Question

prove that
$\sqrt{3}$
is irrational ​

Answer 1

✴ola!!✴

⤵⤵Solution⤵⤵

Let Root 3 be rational , Therefore root 3 = a/b , where (a,b) = 1 , b is not equal to 0.

Squaring,

3b^2 = a^2...............(1)

3 divides L.H.S. of (1) therefore, 3 divides R.H.S of (1)

therefore, 3 divides a^2 ,i.e. 3 divides a therefore, a = 3k

therefore, From (1) , 3b^2 = 9k^2 => b^2 = 3k^2

therefore, a and b both are multiple of 3 , which is a contradiction.

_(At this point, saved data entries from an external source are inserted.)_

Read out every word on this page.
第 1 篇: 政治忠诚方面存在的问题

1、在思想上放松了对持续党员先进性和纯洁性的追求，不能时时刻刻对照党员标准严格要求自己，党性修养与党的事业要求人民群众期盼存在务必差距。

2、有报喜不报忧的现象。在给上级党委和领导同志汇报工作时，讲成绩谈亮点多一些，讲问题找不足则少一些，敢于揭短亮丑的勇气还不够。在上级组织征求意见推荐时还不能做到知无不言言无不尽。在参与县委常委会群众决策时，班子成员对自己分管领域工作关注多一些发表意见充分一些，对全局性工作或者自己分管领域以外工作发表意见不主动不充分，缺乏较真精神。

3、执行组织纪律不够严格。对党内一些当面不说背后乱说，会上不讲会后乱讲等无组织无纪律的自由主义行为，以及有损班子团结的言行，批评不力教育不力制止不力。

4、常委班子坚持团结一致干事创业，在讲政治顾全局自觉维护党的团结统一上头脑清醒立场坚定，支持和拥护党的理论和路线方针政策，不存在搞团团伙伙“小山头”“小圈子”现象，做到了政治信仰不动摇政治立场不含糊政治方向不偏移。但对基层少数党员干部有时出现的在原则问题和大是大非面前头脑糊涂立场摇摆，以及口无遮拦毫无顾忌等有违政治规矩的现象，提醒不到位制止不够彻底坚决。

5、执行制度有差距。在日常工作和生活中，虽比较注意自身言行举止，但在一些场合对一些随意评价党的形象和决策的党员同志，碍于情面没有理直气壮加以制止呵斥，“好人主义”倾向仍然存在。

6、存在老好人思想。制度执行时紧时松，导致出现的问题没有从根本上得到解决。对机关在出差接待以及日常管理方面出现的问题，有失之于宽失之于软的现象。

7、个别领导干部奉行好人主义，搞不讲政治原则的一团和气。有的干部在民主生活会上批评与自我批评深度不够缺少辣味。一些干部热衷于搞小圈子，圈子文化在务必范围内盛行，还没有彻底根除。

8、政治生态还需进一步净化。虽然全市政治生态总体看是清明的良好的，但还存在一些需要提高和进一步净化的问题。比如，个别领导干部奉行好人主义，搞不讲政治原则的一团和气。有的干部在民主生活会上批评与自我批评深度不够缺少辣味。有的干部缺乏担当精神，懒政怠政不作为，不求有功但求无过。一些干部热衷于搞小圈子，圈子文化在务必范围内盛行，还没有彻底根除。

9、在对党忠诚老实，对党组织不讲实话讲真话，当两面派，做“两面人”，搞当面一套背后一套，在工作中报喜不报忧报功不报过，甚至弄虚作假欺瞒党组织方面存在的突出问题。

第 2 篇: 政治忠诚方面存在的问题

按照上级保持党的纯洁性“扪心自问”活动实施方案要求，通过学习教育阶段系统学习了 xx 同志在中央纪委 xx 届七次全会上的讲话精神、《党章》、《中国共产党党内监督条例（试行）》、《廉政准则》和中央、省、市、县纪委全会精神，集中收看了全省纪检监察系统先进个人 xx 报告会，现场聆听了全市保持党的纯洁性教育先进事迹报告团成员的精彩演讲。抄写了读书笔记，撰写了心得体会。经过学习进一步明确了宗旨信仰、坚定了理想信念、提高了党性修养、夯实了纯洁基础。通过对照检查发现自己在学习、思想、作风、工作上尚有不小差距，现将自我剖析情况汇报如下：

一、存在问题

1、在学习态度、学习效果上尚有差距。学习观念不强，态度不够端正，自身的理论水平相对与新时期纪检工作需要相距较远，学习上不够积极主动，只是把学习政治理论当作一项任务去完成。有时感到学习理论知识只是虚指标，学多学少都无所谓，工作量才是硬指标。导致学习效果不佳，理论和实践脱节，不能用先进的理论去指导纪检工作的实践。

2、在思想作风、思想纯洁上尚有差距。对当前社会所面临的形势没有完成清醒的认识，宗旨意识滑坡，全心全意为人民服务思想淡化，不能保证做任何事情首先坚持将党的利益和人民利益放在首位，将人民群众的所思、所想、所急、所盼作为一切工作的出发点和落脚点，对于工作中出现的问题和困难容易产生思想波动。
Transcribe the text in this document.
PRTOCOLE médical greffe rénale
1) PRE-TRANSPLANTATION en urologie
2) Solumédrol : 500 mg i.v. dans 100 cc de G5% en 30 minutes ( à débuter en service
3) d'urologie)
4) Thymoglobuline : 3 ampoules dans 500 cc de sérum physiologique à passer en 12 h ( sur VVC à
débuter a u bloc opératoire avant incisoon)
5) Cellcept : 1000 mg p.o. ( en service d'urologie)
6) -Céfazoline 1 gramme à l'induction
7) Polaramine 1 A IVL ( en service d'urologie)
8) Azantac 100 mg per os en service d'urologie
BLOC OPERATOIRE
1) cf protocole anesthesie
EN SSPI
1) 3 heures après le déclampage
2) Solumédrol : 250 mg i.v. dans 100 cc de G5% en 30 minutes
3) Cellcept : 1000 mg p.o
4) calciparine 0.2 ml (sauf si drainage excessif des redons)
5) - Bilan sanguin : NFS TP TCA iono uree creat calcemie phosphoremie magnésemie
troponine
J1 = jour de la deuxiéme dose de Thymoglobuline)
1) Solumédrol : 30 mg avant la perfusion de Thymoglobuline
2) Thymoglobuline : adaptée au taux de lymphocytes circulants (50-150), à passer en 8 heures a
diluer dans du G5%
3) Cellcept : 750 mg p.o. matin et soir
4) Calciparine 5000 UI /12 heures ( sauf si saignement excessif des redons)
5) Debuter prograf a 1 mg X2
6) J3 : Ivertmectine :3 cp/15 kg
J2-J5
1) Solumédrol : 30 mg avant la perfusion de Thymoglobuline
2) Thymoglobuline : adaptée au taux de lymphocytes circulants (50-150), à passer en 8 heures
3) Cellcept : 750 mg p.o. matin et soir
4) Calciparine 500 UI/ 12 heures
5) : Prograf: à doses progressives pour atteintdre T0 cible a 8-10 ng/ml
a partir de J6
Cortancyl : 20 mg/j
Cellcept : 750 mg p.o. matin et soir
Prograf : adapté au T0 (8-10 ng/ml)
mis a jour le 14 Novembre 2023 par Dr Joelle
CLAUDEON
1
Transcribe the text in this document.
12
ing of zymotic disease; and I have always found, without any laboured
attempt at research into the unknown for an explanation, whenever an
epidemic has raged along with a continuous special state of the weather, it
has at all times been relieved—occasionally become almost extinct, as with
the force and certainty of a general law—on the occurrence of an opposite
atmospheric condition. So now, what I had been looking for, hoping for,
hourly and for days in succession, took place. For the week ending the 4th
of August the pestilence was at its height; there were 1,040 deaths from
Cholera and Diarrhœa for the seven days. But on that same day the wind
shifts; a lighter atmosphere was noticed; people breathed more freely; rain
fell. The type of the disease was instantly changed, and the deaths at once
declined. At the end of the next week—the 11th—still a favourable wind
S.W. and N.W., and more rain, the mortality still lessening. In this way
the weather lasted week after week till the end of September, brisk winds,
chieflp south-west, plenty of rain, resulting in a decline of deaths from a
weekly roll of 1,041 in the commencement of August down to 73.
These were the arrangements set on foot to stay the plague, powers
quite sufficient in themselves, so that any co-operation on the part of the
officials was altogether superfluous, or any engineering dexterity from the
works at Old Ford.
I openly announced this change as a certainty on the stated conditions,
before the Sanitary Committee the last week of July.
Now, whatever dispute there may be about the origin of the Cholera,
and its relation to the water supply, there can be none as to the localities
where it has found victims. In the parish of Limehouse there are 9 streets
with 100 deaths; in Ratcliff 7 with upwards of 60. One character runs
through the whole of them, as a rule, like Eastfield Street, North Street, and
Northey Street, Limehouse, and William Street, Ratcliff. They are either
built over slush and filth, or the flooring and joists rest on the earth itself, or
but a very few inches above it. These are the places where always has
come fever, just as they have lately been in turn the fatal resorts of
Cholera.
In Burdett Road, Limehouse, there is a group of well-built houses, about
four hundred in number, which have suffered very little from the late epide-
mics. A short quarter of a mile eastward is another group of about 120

[because, a and b has no common factor]

therefore , Root 3 is irrational number.

Hence Proved !!

tysm❤❤

Answer 2

√3 is irrational number

__________ [TO PROVE]

Let us assume that, √3 is a rational number

√3 = $\dfrac{a}{b}$

Here, a and b are co-prime numbers.

• Squaring on both sides, we get

=> (√3)² = $( { \dfrac{a}{b}) }^{2}$

=> 3 = $\dfrac{ {a}^{2} }{ {b}^{2} }$

=> 3b² = a² ________( eq 1)

Clearly;

a² is divisible by 3

So, a is also divisible by 3

Now, let integer be c.

=> a = 3c

• Squaring on both sides.

=> a² = 9c²

=> 3b² = 9c² [From (eq 1)]

=> b² = 3c² _______(eq 2)

This means that, 3 divides b², and so 3 divides b also.

3 divides b² and 3 divide a² also.

So, our assumption is wrong.

√3 is irrational number.

________________________________